From that first moment, I KNEW, I knew in my bones, that reading was going to be an absolutely essential part of being a father and I wasn’t wrong. During my wife’s pregnancy, as I sat there thinking about what could I EVER impart to a young child that would ever be worth a damn, my mind kept coming back to the same answer – BOOKS. I could give her books.
That didn’t mean I had to BUY her a lot of books (even though I did). It just meant I had to introduce her to books. I had to lead her to books. And that responsibility unlocked something primal in my brain that I didn’t know was there before. For the first time in a long while, I was driven. I had purpose. I was a DAD and I had a job to do.
Other dads might hunt or fish or work at a bank for their families, but me? I knew what I had to do. I had to make sure that my kid knew that, yes, there IS a monster at the end of this book, but, you know what? It’s not what you think. (It’s better.)
I had to introduce my daughter to Alexander and teach her about the statistical certainties of eventually having a terrible, horrible, no-good very bad day.

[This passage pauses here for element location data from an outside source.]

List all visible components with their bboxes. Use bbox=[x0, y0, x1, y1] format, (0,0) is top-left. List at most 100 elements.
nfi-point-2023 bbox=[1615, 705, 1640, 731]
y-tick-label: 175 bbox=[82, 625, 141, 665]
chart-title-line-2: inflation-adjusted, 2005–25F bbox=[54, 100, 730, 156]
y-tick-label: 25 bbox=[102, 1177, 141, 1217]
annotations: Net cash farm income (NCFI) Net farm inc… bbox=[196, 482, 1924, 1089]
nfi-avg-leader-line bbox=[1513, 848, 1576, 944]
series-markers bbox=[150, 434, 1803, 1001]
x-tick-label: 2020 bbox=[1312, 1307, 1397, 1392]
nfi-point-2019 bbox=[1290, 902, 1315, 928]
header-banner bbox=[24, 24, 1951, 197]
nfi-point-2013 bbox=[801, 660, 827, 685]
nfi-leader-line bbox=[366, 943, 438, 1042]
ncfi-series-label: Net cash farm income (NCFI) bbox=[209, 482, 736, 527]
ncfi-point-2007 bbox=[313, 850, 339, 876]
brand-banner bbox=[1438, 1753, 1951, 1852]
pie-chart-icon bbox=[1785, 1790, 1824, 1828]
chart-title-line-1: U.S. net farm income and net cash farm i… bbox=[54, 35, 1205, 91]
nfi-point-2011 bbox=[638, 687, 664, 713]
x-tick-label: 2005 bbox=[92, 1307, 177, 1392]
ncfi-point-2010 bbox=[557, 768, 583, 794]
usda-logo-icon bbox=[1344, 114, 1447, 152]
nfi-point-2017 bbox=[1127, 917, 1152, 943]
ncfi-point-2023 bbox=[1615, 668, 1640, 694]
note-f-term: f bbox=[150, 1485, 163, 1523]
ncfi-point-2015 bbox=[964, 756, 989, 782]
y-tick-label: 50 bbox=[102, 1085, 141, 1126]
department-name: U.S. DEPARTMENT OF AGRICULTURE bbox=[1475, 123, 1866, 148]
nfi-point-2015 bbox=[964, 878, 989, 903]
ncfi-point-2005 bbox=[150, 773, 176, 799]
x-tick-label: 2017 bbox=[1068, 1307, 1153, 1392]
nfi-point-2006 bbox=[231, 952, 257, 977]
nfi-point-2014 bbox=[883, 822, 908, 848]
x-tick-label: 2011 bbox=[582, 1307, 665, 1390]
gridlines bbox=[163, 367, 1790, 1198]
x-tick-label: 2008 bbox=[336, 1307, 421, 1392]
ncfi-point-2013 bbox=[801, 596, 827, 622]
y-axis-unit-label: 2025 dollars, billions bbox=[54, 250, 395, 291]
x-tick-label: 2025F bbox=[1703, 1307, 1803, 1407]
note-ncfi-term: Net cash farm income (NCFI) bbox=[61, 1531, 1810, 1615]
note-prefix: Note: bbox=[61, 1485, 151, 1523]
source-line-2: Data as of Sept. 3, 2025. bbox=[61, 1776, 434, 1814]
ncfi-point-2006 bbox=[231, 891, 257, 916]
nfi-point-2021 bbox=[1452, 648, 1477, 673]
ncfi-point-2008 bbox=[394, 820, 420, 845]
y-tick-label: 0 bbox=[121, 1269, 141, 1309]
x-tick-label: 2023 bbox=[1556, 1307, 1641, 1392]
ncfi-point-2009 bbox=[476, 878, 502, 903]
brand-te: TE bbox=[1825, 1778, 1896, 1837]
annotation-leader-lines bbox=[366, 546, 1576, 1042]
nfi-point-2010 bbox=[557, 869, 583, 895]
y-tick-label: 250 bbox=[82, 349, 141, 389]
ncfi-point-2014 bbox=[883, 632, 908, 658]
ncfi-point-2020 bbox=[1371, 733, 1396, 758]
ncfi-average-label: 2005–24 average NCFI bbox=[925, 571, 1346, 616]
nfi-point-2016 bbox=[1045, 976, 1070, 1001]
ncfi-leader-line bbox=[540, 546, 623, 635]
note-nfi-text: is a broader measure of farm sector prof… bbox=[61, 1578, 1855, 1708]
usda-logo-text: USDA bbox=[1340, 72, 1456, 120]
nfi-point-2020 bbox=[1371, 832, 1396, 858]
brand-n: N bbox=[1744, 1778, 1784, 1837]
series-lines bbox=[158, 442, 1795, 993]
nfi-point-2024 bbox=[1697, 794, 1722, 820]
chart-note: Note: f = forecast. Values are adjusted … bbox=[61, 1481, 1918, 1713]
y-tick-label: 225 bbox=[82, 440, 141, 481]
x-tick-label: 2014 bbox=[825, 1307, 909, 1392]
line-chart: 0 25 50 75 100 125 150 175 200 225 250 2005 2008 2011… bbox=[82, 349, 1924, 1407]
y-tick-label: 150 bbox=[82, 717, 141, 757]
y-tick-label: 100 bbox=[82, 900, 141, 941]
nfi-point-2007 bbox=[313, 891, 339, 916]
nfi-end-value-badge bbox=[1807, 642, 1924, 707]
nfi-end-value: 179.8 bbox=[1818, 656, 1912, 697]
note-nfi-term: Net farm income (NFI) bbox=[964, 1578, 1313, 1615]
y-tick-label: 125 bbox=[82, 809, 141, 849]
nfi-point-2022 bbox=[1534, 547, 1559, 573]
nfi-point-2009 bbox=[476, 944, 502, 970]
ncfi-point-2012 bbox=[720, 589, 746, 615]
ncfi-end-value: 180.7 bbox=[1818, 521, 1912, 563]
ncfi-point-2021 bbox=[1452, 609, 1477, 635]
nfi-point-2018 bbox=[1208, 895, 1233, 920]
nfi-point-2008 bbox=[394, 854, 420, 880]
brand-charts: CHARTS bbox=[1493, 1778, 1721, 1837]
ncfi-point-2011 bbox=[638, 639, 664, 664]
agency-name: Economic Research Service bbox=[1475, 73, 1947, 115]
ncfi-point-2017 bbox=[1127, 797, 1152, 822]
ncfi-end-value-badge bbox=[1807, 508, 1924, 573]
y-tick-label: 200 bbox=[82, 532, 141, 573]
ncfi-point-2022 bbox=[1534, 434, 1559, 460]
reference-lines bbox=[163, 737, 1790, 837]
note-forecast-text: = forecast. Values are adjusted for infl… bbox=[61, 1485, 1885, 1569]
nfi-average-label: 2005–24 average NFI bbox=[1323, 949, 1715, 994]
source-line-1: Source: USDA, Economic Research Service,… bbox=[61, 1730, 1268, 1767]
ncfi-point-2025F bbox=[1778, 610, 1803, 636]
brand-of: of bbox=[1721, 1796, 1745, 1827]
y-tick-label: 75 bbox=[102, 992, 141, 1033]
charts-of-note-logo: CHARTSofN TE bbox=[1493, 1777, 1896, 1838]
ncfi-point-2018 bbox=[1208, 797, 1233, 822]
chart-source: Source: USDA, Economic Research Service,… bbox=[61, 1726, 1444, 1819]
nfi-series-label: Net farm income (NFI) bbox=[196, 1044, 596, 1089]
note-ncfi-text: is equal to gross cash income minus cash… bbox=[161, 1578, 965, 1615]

I had to make sure that she knew not to trust wolves, or grandmothers who look suspiciously like wolves, or pigeons who swear up and down that they know how to drive a bus. (They lie.) I had to reach back into the lore of our ancestors to regale my daughter with stories of knights and gods and legends, so that she could know the foundation of our shared cultural mythology and, more importantly, so that she could laugh her head off when she saw those myths exploded in books like The Stinky Cheese Man or The Paper Bag Princess.
Every time I read with my daughter, I feel like I’m giving her something. Every bedtime story is a rite of passage. I am the chief and she is the initiate. Every word I read to her becomes a part of her, like we’re sitting around a fire, handing down tribal knowledge, making her more of an adult each and every time we finish a story, no matter how much it breaks my heart to watch the baby she once was slowly leave her face.
It is an understatement to say that I don’t understand dads who don’t read to their kids. They baffle me. Every testosterone-marinated bone in my body screams out “DADS READ!” and I simply can’t comprehend how any father can hope to introduce their child to the weird, wonderful world we live in without having a book – lots of books – by their side.
Oh, and, in case you were wondering, my daughter didn’t really care for The Phantom Tollbooth. (Which devastated me.) Maybe reading it with her when she was five was too young. Maybe I should’ve waited until she was older. Ah well, it’s not my job to make her love the books I love. I’m a dad. I just point her in the right directions and watch her go.